Dr. Jaiswal also points to existing digital media regulations. Under the Information Technology (Intermediary Guidelines and Digital Media Ethics Code) Rules 2021, platforms are required to inform users not to post false or misleading content, and to remove deepfakes or harmful materials within 36 hours of receiving a takedown notice. “Failure to comply with these timelines could invite liability for the platform itself,” she explains. However, these provisions still rely on human reporting and after-the-fact responses, a reactive model ill-suited to the scale and speed of generative AI.

The upcoming Digital India Act may offer a more comprehensive framework. Butani notes that the proposed law is expected to address AI-generated misinformation and reputational harm more explicitly. “Likely reforms include mandatory traceability mechanisms, watermarking or labeling of AI-generated content, and enhanced algorithmic transparency obligations,” he says. He adds that safe harbour protections may be redefined to exclude platforms that curate, recommend, promote, or monetize harmful AI-generated material. New civil and criminal penalties may also be introduced for negligent or malicious deployment of generative AI systems.

Globally too, the issue of AI personhood remains hotly debated. No major jurisdiction has granted full legal personhood to AI systems. The European Union, for example, considered but ultimately rejected the concept of electronic personhood. Instead, it finalized the EU AI Act in 2024, which classifies AI systems by levels of risk and insists that humans remain legally accountable.

“These global discussions are also likely to be relied upon should the issue be legislated upon in India in the future, as they provide comparative perspectives and highlight the complexities involved.
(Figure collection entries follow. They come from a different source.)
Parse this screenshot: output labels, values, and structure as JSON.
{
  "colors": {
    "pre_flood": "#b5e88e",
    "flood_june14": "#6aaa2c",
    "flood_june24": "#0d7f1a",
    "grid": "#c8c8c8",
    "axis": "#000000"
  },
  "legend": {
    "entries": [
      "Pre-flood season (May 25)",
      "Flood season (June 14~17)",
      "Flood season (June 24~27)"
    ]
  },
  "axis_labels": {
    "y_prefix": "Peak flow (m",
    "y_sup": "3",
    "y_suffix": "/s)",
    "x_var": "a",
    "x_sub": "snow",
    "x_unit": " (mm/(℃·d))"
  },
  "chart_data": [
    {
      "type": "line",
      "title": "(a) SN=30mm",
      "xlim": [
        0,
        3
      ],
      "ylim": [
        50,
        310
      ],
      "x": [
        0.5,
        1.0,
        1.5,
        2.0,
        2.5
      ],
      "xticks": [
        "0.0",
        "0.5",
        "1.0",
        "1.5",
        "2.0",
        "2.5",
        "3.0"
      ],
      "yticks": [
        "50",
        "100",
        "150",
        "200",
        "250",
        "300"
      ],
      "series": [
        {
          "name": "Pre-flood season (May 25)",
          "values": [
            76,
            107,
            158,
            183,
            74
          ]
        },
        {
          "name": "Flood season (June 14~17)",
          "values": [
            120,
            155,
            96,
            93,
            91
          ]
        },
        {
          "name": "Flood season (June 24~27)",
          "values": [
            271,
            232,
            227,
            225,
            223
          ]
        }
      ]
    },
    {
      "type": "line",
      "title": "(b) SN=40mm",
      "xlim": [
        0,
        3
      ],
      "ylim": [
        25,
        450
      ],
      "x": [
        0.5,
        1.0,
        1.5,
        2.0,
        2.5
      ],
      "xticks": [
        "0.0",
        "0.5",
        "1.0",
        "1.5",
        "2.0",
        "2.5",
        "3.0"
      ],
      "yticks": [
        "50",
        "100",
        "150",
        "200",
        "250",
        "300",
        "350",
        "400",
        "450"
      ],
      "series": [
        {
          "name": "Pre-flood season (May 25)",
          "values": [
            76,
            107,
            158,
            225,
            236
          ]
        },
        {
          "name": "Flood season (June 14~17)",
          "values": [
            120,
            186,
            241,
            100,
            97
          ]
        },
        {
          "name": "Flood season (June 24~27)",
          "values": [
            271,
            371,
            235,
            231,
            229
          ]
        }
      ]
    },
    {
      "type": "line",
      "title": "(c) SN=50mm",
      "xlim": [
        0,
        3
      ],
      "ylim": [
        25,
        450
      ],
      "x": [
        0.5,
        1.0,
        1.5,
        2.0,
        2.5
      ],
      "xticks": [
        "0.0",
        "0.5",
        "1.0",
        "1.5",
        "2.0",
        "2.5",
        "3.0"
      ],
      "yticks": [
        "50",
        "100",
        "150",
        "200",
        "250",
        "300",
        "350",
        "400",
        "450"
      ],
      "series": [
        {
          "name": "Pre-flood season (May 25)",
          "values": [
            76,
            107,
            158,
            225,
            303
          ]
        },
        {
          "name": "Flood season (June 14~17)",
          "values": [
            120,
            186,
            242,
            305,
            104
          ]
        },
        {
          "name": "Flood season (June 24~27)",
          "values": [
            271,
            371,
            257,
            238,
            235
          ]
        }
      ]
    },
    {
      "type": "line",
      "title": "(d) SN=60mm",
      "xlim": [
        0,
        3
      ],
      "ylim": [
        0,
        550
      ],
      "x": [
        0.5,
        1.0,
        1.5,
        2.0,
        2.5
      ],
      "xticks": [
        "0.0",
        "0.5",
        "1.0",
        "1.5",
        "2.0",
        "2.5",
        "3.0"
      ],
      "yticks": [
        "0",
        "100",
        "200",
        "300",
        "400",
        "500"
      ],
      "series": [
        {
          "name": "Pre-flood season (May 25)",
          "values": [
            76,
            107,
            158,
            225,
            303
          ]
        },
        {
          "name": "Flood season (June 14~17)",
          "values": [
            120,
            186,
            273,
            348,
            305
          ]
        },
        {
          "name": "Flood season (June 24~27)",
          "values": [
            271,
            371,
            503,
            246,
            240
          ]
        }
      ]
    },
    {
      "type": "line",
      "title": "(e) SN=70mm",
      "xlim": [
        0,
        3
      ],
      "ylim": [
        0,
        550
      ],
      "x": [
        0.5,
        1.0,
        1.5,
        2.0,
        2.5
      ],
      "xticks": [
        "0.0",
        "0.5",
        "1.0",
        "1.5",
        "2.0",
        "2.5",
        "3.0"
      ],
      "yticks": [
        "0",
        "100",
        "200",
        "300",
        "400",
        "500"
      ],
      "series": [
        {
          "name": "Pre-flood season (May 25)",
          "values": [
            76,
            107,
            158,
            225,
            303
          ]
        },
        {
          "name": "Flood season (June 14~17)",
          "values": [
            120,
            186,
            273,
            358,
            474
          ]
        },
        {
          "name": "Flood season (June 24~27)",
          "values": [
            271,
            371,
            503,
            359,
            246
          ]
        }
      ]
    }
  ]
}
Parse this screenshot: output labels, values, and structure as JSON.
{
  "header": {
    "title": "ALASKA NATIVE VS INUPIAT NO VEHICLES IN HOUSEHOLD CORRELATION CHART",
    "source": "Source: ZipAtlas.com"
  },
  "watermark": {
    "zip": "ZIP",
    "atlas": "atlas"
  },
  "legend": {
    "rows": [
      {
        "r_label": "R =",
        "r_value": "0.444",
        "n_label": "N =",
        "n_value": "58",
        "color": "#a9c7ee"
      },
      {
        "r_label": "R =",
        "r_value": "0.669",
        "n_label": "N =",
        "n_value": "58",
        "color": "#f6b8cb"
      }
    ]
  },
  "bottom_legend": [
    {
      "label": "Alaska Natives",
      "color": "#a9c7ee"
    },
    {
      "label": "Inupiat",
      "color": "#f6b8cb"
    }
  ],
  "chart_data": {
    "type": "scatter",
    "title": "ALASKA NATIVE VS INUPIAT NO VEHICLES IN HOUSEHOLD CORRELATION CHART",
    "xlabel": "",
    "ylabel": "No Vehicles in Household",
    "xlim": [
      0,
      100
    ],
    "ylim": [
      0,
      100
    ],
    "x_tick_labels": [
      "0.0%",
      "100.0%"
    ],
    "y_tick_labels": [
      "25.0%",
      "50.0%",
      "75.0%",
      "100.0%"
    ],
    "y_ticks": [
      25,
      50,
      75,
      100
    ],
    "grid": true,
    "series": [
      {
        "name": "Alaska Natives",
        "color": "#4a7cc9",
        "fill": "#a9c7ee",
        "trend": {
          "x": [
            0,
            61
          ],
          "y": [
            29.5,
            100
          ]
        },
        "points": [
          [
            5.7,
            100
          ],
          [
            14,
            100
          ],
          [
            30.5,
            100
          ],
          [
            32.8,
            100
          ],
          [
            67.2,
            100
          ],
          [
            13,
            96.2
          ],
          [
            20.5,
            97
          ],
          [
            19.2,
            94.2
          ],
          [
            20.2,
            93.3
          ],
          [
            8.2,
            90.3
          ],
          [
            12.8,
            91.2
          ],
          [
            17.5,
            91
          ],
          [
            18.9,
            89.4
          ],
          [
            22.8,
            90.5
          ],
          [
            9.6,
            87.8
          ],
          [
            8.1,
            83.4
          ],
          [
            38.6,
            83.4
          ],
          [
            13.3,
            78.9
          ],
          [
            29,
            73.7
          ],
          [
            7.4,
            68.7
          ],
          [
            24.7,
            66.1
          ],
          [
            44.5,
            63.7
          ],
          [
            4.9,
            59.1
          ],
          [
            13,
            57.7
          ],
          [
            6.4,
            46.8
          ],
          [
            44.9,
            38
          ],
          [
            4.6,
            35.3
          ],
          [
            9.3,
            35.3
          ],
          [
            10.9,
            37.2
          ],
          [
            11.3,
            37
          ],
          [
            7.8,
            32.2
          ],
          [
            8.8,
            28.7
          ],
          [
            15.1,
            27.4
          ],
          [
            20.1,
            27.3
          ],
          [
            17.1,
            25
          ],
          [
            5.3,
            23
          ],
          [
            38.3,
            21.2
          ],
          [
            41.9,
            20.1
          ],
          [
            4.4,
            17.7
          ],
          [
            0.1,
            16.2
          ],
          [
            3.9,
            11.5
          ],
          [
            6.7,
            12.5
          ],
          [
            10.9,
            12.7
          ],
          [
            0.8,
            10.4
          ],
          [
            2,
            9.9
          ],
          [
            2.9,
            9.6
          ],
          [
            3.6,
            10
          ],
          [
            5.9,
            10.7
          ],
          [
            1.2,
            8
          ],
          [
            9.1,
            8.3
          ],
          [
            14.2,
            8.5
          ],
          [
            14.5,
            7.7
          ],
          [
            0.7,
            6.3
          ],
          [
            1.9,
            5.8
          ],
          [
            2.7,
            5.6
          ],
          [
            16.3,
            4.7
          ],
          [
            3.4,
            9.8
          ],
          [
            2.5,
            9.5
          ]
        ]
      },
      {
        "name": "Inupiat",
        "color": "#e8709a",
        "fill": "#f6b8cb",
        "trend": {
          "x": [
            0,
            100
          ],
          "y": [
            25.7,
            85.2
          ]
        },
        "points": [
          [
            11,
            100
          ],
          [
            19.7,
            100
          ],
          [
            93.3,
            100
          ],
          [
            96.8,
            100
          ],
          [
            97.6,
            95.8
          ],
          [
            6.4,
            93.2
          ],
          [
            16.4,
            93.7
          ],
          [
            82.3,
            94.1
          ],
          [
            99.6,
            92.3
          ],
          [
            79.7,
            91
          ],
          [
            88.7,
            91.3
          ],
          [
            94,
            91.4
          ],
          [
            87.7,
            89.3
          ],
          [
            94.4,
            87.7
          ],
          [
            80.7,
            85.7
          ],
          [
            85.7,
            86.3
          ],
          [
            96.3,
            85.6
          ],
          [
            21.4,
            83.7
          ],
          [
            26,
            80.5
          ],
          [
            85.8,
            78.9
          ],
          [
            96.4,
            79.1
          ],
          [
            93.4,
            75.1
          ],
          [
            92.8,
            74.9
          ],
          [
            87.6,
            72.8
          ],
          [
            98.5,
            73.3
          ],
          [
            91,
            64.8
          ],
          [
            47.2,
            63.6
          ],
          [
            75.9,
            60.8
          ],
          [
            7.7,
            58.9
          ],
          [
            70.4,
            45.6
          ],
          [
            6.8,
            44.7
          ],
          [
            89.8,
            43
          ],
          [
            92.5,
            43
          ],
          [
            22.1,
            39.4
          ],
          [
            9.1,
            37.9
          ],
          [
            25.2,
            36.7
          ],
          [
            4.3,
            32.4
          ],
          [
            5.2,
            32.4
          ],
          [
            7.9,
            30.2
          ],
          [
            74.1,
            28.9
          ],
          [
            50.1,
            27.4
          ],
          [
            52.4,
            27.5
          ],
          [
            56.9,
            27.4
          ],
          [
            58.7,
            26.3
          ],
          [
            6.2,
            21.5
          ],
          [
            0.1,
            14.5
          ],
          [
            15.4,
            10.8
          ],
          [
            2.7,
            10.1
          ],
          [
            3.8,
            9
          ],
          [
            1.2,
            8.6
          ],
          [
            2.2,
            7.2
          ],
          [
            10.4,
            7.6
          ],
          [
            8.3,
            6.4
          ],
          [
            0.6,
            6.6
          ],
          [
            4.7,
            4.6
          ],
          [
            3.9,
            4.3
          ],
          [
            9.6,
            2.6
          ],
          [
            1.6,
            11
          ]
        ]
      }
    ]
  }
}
Indian policymakers and legal scholars closely observe international trends, particularly in the EU and the USA, to inform domestic debates, while adoption of such positions would be subject to being contextualized from an Indian standpoint,” says Apoorva Murali, Partner at Shardul Amarchand Mangaldas and Co.

Beyond legality, some scholars are beginning to question whether AI can ever be considered a legal person in its own right. Shradhanjali Sarma, Legal Counsel at YVLC, explains that Indian law has recognized non-human legal persons before, such as corporations, deities, or even rivers, but always through a human interface. “AI lacks both moral agency and representative structures. Without a human interface, rights and responsibilities cannot be meaningfully assigned or enforced,” she says. According to her, the core of the debate is not about whether AI has autonomy, but whether that autonomy can be made legally accountable without a clear line of human oversight.

This legal ambiguity presents a challenge not only to courts but to platforms and policymakers seeking clarity in a rapidly transforming digital environment. Until a new legal standard emerges, developers and platforms will likely remain on the hook, bound by how actively they shape and spread AI-generated information.

In other words, the Indian legal system does not yet see AI as a person. But it is beginning to recognize that its consequences are deeply personal.